Bandopadhyay, who will cease to act as Amity Delhi’s director once the law school appoints a regular director to fill Saigal’s vacated post, is being considered by Amity University to be appointed in an advisory capacity as the chair of all the three law centres on the Amity Campus: the two law colleges under Amity University, and Amity Delhi.

Students we spoke to recently complained that after the protest and the resignation of Amity’s director and oldest teachers Rutabhashini and history teacher Mona Sharma, Amity Delhi was directly under the control of the Amity university management and had lost its autonomy.

Amity’s first director Prof MK Balachandran, who was appointed as director when the law school was founded in 1999, had continued as its director until his superannuation in 2014. He is still associated with Amity Delhi in an advisory capacity but is not abreast of latest developments on campus as he has been on holiday since after the protests, he told us.

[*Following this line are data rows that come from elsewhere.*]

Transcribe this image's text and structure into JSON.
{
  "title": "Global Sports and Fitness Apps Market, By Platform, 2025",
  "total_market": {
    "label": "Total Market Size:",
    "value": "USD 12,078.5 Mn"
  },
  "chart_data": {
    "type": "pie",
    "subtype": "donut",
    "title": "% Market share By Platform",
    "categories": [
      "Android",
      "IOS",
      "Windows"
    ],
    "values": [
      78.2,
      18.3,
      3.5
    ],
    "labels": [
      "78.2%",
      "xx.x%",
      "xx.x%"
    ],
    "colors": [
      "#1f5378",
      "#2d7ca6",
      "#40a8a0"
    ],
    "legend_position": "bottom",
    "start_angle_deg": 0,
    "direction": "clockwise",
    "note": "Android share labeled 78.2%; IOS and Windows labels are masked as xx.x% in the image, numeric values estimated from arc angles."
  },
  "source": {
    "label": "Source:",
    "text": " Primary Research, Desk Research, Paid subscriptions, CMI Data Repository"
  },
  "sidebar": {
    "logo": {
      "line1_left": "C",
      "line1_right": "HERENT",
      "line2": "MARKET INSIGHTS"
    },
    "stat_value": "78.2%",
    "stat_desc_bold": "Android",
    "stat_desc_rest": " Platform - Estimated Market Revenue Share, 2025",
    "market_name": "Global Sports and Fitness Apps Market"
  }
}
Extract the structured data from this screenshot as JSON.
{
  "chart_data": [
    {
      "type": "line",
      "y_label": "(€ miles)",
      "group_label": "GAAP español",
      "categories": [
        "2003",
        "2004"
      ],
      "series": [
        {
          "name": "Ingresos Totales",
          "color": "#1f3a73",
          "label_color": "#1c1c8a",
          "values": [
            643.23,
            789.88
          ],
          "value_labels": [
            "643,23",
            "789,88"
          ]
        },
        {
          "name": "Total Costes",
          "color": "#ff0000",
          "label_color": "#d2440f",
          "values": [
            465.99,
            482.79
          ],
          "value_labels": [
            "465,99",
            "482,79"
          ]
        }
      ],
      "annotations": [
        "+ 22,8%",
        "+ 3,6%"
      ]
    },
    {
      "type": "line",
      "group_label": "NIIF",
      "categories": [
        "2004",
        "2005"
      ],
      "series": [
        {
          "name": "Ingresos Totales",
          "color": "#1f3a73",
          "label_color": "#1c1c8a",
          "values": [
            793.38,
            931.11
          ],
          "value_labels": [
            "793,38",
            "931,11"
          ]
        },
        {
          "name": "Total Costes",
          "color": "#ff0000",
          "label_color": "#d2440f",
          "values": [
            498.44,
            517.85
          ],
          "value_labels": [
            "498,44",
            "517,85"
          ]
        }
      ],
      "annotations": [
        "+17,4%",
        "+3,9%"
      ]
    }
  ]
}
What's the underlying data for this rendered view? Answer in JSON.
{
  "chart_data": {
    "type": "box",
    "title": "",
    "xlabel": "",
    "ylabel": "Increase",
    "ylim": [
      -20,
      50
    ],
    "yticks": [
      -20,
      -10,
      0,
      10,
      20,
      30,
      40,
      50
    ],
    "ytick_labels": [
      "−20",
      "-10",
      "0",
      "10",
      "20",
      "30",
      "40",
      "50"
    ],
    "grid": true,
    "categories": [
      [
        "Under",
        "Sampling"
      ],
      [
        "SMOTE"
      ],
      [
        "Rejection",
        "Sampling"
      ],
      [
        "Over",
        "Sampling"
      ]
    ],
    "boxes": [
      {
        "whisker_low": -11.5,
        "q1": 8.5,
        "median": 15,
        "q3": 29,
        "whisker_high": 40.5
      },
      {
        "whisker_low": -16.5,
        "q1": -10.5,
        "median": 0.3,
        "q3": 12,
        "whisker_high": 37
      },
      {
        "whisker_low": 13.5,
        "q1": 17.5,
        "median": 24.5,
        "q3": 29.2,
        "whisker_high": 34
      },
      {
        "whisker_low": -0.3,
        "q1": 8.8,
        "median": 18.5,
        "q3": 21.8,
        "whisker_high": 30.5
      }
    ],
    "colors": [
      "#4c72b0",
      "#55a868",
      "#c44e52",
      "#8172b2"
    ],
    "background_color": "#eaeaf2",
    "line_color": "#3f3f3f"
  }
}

A spokesperson for Amity said that Amity’s faculty was always recruited by Amity University’s management – the Ritnand Balved Education Foundation (RBEF) - and that Sharma had resigned due to personal reasons.

Bandopadhyay also told us that the file for the 18 other students who were detained alongside Rohilla, is not yet closed, and that after detailed talks with GGSIPU they are presently considering whether to revoke their detention. A few of those 18 have challenged their detention in the Delhi high court on, among others, the ground that they were not given notice or hearing before being detained. We have reached out to one of the petitioners who confirmed that the case is being heard in the HC

Amity now has a class size of 240 – doubled from 120 – and Bandopadhyay confirmed that 30 full time faculty members and four visiting faculty taught at Amity. One full time faculty member Prof Bhanu Pratap is a professor by designation, Bandopadhyay said.

He added that a Corporate Recruitment Centre (CRC) was instituted this semester to conduct placements for all the three law centres on the Amity Noida campus, including Amity Delhi, and that one Amity Delhi full time faculty member and four students from the law school were representatives for Amity Delhi in the centre.